Fifth Disease

Ahmad Hakemi, MD

The parents of a 2-year-old sought treatment for a rash on their son's face. The child had had a low-grade fever for 3 days before the rash erupted. An intermittent lace-like rash was beginning to develop on the extremities. The patient was otherwise asymptomatic.

The parents of a 2-year-old sought treatment for a rash on their son's face. The child had had a low-grade fever for 3 days before the rash erupted. An intermittent lace-like rash was beginning to develop on the extremities. The patient was otherwise asymptomatic.

The differential diagnosis included common child exanthems, such as scarlet fever, measles, and rubella; drug reaction and cellulitis were considered as well.

Dr Ahmad Hakemi of Central Michigan University, Mount Pleasant, Mich, diagnosed fifth disease, or erythema infectiosum. The patient had no history of drug reactions and showed no signs of cellulitis. The mild fever, absence of sore throat, and the nature and distribution of the eruption ruled out scarlet fever, measles, and rubella.

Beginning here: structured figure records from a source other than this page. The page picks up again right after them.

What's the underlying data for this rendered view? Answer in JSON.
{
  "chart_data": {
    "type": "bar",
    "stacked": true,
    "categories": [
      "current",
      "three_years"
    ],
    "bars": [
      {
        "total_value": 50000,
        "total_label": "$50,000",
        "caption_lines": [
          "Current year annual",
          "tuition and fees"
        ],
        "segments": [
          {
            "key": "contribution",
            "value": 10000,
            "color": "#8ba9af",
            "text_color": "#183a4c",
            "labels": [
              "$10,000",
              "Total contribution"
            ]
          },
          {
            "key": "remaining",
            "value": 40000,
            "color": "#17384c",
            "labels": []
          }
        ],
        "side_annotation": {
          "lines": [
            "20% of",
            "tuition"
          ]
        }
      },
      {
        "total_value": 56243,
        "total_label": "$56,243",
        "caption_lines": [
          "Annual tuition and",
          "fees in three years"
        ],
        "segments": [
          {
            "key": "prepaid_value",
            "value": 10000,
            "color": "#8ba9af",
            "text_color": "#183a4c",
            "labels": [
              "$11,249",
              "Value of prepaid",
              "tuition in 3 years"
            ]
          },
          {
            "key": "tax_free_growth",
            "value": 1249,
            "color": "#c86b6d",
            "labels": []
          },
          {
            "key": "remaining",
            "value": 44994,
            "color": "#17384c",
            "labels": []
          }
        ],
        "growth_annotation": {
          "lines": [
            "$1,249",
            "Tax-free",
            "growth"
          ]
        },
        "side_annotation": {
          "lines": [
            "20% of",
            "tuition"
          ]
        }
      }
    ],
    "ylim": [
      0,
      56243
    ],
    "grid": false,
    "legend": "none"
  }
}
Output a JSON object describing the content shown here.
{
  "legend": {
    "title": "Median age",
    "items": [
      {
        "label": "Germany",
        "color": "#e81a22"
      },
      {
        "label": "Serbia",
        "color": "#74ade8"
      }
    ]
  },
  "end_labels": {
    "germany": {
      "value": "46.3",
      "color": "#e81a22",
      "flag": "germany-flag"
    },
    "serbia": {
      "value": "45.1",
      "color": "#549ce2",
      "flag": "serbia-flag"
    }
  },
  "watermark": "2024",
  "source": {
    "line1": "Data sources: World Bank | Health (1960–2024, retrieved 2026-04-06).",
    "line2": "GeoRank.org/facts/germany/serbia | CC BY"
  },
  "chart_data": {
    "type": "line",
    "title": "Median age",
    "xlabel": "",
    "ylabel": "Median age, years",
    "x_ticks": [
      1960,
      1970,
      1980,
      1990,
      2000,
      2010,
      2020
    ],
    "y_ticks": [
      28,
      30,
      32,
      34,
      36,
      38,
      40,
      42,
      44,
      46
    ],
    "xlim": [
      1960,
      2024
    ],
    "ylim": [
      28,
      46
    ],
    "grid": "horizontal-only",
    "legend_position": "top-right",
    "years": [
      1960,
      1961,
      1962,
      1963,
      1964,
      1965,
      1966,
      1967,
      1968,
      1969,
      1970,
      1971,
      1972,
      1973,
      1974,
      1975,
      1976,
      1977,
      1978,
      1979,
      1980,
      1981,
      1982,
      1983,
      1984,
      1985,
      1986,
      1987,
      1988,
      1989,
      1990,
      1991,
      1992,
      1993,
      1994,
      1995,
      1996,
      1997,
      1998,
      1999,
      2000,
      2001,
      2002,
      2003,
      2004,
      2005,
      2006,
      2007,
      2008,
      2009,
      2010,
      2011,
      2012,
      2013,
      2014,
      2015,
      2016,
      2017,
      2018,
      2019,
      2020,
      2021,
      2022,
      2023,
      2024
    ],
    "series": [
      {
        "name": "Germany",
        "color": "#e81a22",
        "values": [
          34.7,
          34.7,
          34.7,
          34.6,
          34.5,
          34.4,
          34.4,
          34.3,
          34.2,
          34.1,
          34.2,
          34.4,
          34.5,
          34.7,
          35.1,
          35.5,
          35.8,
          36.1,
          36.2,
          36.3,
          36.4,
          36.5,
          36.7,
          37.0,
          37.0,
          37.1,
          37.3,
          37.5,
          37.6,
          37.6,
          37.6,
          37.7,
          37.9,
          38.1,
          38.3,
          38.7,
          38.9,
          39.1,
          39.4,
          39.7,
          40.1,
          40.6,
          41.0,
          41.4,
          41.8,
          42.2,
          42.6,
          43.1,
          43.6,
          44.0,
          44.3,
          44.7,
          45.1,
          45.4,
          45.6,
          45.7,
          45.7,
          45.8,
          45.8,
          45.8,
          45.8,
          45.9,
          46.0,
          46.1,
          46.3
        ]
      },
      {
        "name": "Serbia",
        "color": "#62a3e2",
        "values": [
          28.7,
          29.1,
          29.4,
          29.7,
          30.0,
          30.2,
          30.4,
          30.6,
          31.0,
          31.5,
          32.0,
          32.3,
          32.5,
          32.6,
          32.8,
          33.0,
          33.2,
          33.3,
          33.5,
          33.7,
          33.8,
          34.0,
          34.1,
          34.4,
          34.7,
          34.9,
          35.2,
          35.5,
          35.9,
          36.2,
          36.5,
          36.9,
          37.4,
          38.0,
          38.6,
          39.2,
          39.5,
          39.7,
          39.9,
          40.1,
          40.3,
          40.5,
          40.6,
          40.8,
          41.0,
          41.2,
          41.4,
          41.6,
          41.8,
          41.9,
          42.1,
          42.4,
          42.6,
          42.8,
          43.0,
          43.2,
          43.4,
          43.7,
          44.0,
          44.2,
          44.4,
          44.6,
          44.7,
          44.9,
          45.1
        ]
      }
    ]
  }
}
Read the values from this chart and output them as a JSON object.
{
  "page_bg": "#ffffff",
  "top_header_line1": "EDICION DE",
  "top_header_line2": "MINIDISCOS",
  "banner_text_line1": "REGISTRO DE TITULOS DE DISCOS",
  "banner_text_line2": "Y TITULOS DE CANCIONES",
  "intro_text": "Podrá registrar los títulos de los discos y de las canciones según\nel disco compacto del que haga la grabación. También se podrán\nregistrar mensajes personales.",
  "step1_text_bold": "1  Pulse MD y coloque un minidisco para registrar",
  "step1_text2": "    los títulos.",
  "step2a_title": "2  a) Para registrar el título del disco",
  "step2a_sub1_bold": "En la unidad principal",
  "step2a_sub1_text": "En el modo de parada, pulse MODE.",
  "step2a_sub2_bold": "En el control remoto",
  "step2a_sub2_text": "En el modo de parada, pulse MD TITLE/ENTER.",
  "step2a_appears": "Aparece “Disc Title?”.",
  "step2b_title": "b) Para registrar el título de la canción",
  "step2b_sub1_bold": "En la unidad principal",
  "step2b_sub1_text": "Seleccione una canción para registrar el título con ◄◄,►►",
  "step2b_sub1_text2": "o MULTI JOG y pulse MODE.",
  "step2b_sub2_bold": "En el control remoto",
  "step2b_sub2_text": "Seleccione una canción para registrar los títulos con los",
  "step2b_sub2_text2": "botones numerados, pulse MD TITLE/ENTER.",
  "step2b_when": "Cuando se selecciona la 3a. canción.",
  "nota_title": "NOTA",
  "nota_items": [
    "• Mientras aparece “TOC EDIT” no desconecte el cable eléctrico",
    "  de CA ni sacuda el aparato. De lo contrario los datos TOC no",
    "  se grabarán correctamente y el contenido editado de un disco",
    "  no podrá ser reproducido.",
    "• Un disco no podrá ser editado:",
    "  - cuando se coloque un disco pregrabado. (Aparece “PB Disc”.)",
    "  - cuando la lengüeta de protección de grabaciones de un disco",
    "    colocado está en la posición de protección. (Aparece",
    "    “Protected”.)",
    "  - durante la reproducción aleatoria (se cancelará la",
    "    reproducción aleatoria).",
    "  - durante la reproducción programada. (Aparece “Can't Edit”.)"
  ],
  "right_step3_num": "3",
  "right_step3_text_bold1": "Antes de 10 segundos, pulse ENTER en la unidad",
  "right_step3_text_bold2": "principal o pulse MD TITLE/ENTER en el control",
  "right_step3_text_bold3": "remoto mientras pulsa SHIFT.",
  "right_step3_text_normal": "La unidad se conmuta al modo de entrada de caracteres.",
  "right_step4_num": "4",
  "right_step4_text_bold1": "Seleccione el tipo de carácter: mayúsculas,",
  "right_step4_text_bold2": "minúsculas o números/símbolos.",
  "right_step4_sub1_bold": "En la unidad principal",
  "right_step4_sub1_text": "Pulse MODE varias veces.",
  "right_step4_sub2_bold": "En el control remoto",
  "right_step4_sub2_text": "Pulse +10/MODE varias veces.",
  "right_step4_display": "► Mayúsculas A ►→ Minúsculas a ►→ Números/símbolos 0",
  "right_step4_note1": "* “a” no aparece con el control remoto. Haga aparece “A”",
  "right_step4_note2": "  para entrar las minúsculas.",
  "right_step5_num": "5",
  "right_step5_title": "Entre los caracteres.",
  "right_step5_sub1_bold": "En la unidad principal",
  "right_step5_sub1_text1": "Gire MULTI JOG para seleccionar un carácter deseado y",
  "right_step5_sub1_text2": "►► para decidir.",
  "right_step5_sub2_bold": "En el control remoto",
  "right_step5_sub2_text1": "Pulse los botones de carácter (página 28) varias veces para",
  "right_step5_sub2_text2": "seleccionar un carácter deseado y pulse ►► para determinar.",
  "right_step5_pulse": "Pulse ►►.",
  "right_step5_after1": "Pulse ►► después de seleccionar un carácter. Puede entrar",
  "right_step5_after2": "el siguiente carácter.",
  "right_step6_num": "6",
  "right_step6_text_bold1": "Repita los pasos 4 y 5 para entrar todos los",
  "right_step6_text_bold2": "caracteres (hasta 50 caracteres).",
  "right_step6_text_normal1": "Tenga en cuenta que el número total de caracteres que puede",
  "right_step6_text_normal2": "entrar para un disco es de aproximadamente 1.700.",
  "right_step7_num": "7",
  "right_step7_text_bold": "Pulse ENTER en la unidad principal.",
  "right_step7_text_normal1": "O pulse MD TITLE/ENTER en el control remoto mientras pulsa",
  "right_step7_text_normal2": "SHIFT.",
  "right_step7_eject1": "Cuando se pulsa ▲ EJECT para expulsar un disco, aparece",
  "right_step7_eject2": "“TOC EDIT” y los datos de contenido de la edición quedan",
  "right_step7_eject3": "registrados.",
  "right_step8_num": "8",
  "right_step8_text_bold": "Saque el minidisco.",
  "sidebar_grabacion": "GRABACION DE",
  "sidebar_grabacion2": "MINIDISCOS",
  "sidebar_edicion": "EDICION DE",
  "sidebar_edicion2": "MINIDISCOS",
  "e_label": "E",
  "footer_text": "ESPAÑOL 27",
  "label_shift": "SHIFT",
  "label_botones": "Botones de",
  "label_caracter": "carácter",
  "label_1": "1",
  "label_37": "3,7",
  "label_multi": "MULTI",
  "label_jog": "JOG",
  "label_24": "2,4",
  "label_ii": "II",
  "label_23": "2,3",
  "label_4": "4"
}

Fifth disease is caused by parvovirus B19, a single-stranded DNA virus. Children are frequently exposed to the disease through contact with infected friends and siblings. Typically, confluent plaques develop on the face, giving the patient a “slapped-cheek” appearance. A lace-like pattern of macules and papules also arises on the trunk and extremities.

The incubation period is between 4 and 14 days; the illness usually lasts from 5 to 10 days. The often pruritic eruption may come and go for up to 5 weeks; heat and sunlight are among the factors that can incite exacerbations.

Erythema infectiosum is self-limited; no treatment is necessary. Arthritis, the most common complication, occurs in fewer than 10% of children. Pregnant women who are exposed to the disease are at risk for transplacental transmission of the virus, which may result in stillbirth or hydrops fetalis.